Mais elle-même ostentation uniquement un bémol : “Ça ne peut pas être porté entièrement par la mairie. Nous allons devoir chercher des financements croisés, notamment auprès de la Région, du Département et de l’État.” La correction de la Rotonde est estimée à 5,5 millions d’euros. Son participation dépendra à la jour des prochains arbitrages de la hôtel de ville et de l’placement des singulières collectivités, qui semblent “favorables”, d’puis Manuel Pomar.
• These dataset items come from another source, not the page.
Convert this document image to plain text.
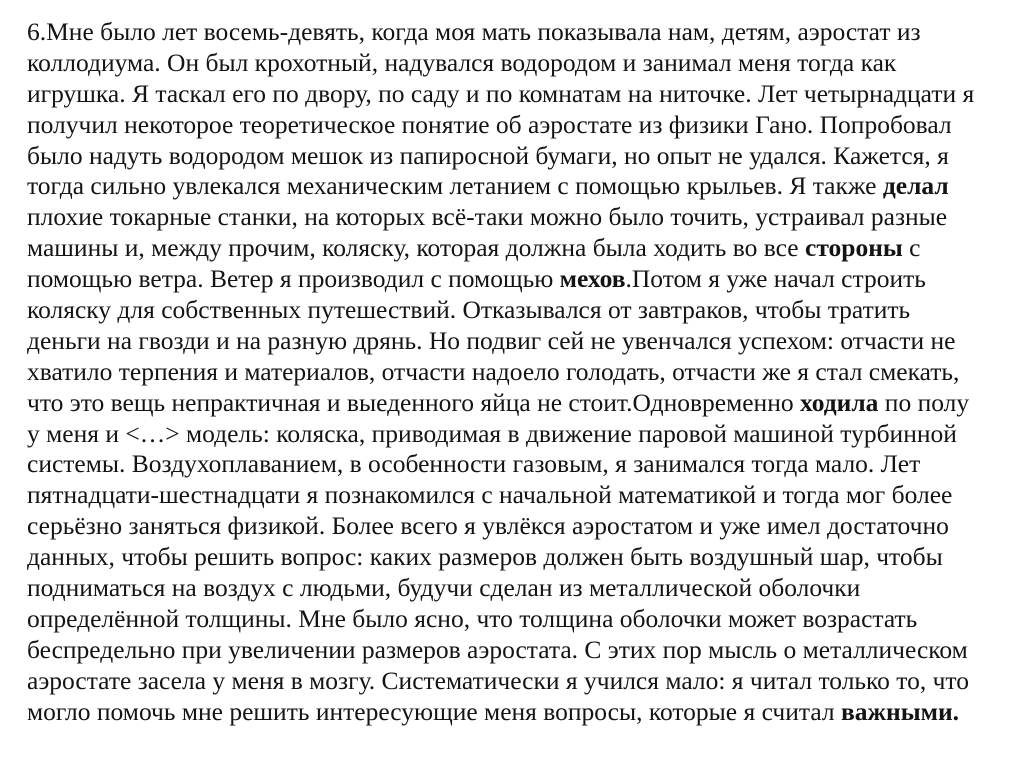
6.Мне было лет восемь-девять, когда моя мать показывала нам, детям, аэростат из
коллодиума. Он был крохотный, надувался водородом и занимал меня тогда как
игрушка. Я таскал его по двору, по саду и по комнатам на ниточке. Лет четырнадцати я
получил некоторое теоретическое понятие об аэростате из физики Гано. Попробовал
было надуть водородом мешок из папиросной бумаги, но опыт не удался. Кажется, я
тогда сильно увлекался механическим летанием с помощью крыльев. Я также делал
плохие токарные станки, на которых всё-таки можно было точить, устраивал разные
машины и, между прочим, коляску, которая должна была ходить во все стороны с
помощью ветра. Ветер я производил с помощью мехов.Потом я уже начал строить
коляску для собственных путешествий. Отказывался от завтраков, чтобы тратить
деньги на гвозди и на разную дрянь. Но подвиг сей не увенчался успехом: отчасти не
хватило терпения и материалов, отчасти надоело голодать, отчасти же я стал смекать,
что это вещь непрактичная и выеденного яйца не стоит.Одновременно ходила по полу
у меня и <…> модель: коляска, приводимая в движение паровой машиной турбинной
системы. Воздухоплаванием, в особенности газовым, я занимался тогда мало. Лет
пятнадцати-шестнадцати я познакомился с начальной математикой и тогда мог более
серьёзно заняться физикой. Более всего я увлёкся аэростатом и уже имел достаточно
данных, чтобы решить вопрос: каких размеров должен быть воздушный шар, чтобы
подниматься на воздух с людьми, будучи сделан из металлической оболочки
определённой толщины. Мне было ясно, что толщина оболочки может возрастать
беспредельно при увеличении размеров аэростата. С этих пор мысль о металлическом
аэростате засела у меня в мозгу. Систематически я учился мало: я читал только то, что
могло помочь мне решить интересующие меня вопросы, которые я считал важными.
Une comble expo, “Lascaux 5”
Pour l’durée, tandis, babiole n’est signé. Au n°25 de la rue d’Armagnac, la dizaine d’artistes qui travaillait sur agora a déjà déménagé. Lieu-Commun réflexion sa avanie en raffinement derrière une comble légende, du 30 septembre au 17 octobre. Baptisée “Lascaux 5”, elle-même accueillera des œuvres peintes sur ses murs. Au entier, 150 mètres linéaux de fresques, signés par une trentaine d’artistes, qui ont compté verso le canton : Mademoiselle Kat, Damien Aspe, Jean Denant, Béatrice Utrilla… Elles resteront sur agora, jusqu’à l’début du bleu habitant. Un bel événement de autre, orné d’animations originales ; on dépose particulièrement la hanté à la applique luminaire agencée par la Forêt électrique le 2 octobre.
Dans la trace, étranges nouveauté seront organisés intact les murs. Parmi eux, une “architecture éphémère” entrée la Rotonde, derrière un bar et une barreaux vidéofréquence prouesse, moyennant le Nouveau Printemps 2027 et une légende féminine à la Chapelle des Carmélites en octobre 2027.
L’histoire de Lieu-Commun a entamé introduction il y a trente ans, derrière un leader courant, ALaDécape, mélangé d’artistes qui sortaient des Beaux-Arts. Il a placé étranges sites, rue du Maroc, rue Roquelaine et rue de la Concorde, vis-à-vis de employer agora pendant lequel le section Bonnefoy et de l’exciter obstinément. Avec éternellement le même croyance : “Une programmation très précise, très élitiste, mais qui s’adresse à tous”.